# <span style="color: blue;" >Yotam Balbul</span> 
### <span style="color: #6495ED;"> Google's case Study: How Does a Bike-Share Navigate Speedy Success?</span>

##### <span style="color: #6495ED;"> date: July 7th, 2023;  Language: R </span>


## Scenario
You are a junior data analyst working in the marketing analyst team at Cyclistic, a bike-share company in Chicago. The director
of marketing believes the company’s future success depends on maximizing the number of annual memberships. Therefore,
your team wants to understand how casual riders and annual members use Cyclistic bikes differently. From these insights,
your team will design a new marketing strategy to convert casual riders into annual members. But first, Cyclistic executives
must approve your recommendations, so they must be backed up with compelling data insights and professional data
visualizations.

## About the company
In 2016, Cyclistic launched a successful bike-share offering. Since then, the program has grown to a fleet of 5,824 bicycles that
are geotracked and locked into a network of 692 stations across Chicago. The bikes can be unlocked from one station and
returned to any other station in the system anytime.
Until now, Cyclistic’s marketing strategy relied on building general awareness and appealing to broad consumer segments.
One approach that helped make these things possible was the flexibility of its pricing plans: single-ride passes, full-day passes,
and annual memberships. Customers who purchase single-ride or full-day passes are referred to as casual riders. Customers
who purchase annual memberships are Cyclistic members.
Cyclistic’s finance analysts have concluded that annual members are much more profitable than casual riders. Although the
pricing flexibility helps Cyclistic attract more customers, Moreno believes that maximizing the number of annual members will
be key to future growth. Rather than creating a marketing campaign that targets all-new customers, Moreno believes there is a
very good chance to convert casual riders into members. She notes that casual riders are already aware of the Cyclistic
program and have chosen Cyclistic for their mobility needs.
Moreno has set a clear goal: Design marketing strategies aimed at converting casual riders into annual members. In order to
do that, however, the marketing analyst team needs to better understand how annual members and casual riders differ, why
casual riders would buy a membership, and how digital media could affect their marketing tactics. Moreno and her team are
interested in analyzing the Cyclistic historical bike trip data to identify trends.
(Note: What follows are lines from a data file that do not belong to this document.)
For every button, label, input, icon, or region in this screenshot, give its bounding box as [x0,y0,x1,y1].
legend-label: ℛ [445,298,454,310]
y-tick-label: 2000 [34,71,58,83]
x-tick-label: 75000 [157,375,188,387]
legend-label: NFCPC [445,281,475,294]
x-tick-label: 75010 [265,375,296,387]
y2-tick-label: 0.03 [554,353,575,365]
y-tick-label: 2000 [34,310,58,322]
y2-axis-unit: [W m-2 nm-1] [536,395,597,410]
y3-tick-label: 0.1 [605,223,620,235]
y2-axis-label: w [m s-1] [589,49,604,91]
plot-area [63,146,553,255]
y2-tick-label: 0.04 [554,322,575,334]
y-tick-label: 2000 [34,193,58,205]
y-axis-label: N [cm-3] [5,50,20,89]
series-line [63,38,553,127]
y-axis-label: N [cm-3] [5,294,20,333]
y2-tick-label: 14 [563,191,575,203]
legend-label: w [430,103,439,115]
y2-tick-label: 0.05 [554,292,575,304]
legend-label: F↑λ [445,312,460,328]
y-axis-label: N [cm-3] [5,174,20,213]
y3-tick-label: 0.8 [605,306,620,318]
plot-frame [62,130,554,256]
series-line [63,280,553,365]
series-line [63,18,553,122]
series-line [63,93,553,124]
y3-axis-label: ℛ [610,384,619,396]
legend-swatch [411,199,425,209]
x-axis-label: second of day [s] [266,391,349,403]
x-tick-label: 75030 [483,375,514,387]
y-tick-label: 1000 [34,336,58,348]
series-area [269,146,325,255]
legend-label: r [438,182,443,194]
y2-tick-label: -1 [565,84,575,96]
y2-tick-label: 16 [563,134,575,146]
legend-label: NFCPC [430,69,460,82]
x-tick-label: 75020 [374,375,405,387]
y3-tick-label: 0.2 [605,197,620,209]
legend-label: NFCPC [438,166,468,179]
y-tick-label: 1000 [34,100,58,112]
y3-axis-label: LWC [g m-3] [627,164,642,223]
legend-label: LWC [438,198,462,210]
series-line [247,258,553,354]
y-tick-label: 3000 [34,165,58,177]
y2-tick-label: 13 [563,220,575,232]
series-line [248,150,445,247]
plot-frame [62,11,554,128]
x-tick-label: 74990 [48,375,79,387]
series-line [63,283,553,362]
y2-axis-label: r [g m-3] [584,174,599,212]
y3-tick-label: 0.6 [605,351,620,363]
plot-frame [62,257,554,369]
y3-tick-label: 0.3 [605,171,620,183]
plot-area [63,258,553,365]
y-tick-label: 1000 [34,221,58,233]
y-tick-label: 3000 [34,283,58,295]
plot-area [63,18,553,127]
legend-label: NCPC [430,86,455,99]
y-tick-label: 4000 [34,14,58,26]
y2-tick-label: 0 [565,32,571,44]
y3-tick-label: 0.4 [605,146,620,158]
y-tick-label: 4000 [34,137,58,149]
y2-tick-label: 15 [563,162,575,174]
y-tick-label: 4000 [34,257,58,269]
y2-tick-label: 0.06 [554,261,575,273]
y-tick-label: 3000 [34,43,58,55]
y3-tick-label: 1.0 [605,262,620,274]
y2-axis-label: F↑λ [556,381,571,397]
## Identify the business task

This analysis aims to understand the differences in bike usage patterns between annual members and casual riders of Cyclistic, a bike-share company in Chicago. By analyzing historical bike trip data, we aim to identify these two user groups' distinct behaviors and preferences. The insights gained from this analysis will report the development of targeted marketing strategies to convert casual riders into annual members. Eventually, the aim is to maximize the number of annual memberships and drive the future growth of Cyclistic.

## Key Stakeholders:
* Lily Moreno - Director of Marketing: As the marketing team manager, Lily Moreno is responsible for overseeing the development of campaigns and initiatives to promote the bike-share program. She is the main driver behind the objective of converting casual riders into annual members and will play a crucial role in implementing the recommended marketing strategies.
* Cyclistic Marketing Analytics Team: This team of data analysts is responsible for collecting, analyzing, and reporting data that guides Cyclistic's marketing strategy. They will directly analyze the bike trip data and derive insights to support the marketing initiatives.
* Cyclistic Executive Team: The executive team holds the decision-making authority and will ultimately approve or reject the recommended marketing program. They are known for their attention to detail and will closely evaluate the data insights and visualizations presented by the marketing analytics team.
* Cyclistic Customers: The customers of Cyclistic, including annual members and casual riders, are essential stakeholders in this business task. Understanding their usage patterns and preferences will help tailor marketing strategies that resonate with their needs and motivations.
* Finance Department: The finance department, although not instantly involved in this analysis, has a vested interest in the success of the marketing strategies. They have determined that annual members are more profitable than casual riders, and therefore, this analysis's outcome will impact the company's financial performance.
By addressing the needs and interests of these key stakeholders, we can ensure that the analysis and resulting recommendations are well-aligned with the overall objectives of Cyclistic.

## Data and links
I will use Cyclistic’s historical trip data to analyze and identify trends. [Download the previous 12 months of Cyclistic trip data here.](https://divvy-tripdata.s3.amazonaws.com/index.html)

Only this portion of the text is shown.